If you join a consultancy group, and 2 months later quit with the client roster... is it really OK to poach all their clients to start your own consultancy?
All of these contracts are time limited, FWIW. E.g. non-solicitation doesn't mean you can never work your your colleagues again. It protects against someone leaving and then immediately poaching all employees within 12 months. After 12 months you're welcome to poach as much as you'd like.
Edit: Furthermore, non-solicits don't ban your colleagues from quitting with you, as long as you're not directly asking them to quit. If they make the decision independently without being lobbied by a former employee, it's not in violation of non-solicit.

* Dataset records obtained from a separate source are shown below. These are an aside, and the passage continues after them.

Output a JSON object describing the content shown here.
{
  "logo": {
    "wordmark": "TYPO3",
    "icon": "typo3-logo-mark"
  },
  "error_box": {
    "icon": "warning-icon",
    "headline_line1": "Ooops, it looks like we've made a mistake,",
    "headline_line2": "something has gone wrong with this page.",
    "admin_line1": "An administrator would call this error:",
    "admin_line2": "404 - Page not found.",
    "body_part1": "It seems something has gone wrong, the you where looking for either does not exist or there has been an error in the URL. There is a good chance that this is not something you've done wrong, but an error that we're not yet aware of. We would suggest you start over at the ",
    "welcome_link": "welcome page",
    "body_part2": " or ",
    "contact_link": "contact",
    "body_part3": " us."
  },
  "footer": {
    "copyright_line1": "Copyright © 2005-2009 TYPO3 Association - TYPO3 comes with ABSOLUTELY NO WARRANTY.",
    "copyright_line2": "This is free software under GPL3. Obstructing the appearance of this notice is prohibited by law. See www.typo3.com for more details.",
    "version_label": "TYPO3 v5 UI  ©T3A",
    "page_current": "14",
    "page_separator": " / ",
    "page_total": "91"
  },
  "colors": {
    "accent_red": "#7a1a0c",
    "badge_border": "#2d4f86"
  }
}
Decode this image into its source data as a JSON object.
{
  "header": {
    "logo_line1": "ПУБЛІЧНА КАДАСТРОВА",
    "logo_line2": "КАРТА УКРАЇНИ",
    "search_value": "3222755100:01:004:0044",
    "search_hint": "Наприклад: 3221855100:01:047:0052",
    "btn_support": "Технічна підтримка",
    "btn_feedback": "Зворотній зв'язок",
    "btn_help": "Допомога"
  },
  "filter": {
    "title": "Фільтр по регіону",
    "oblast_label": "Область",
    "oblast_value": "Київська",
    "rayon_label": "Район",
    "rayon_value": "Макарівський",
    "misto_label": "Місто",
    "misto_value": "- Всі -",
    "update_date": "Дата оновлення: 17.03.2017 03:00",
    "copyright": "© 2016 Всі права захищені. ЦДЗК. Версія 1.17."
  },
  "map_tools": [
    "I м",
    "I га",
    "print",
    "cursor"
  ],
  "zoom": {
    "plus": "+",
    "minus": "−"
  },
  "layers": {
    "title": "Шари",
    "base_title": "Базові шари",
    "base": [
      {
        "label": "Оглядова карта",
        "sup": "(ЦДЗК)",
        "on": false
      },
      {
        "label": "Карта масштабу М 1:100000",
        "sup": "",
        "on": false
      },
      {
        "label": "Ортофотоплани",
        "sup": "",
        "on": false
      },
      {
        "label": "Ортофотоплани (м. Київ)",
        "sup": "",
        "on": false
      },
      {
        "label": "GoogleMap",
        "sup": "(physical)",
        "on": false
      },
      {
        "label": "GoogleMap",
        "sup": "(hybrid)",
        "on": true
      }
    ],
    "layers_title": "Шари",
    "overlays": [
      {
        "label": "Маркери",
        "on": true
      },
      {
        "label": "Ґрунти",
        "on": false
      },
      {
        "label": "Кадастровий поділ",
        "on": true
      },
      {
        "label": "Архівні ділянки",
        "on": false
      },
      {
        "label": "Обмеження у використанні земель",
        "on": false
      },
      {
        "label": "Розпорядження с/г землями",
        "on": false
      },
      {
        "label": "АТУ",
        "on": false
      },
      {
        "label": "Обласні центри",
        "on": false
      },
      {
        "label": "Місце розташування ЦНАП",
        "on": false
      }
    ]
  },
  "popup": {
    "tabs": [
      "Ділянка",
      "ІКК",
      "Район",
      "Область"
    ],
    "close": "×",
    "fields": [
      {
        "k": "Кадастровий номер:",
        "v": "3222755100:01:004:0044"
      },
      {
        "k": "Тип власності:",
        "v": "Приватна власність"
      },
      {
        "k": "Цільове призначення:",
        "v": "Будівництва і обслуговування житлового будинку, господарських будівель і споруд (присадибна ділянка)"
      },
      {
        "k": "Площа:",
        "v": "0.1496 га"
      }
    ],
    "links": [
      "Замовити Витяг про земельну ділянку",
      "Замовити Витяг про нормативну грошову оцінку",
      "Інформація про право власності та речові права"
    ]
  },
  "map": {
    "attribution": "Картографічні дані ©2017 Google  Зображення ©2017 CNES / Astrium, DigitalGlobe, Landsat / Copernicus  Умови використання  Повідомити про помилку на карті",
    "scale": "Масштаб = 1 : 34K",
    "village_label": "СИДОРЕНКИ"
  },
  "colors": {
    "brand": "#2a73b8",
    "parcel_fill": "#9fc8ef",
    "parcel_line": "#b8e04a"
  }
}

Yes. It's called free market competition and it's great for the society and economy. NYC bankers should be first in line to understand that.
The way you solicit clients from a prior company is downloading the client list, exporting to a personal drive, quitting, then using the list to poach.
I’m fine if that’s your intention, but let your employer know upfront that you won’t protect confidential company data.
This is categorically untrue – if some past employer told you that, you might want to ask what their motives for lying to you were. Your knowledge of who you worked for is not corporate IP.
The actual legal standards vary from state to state but in some states it come down to three things: does that list have economic value on its own, would it be hard to recreate, and does the company make an effort to keep it secret? That probably won’t apply to your personal memory of who you worked for since that's highly unlikely to be an independently valuable resource - typically that would be a big list of non-public information like people who signed up to preorder a product, people with a certain need or interest, etc. – and it definitely wouldn’t include anything listed on their website, press releases, or someone’s C.V. If you dump the CRM on the way out, yes, you might be in trouble but there’s no legal standard expecting you to be mind-wiped on the way out.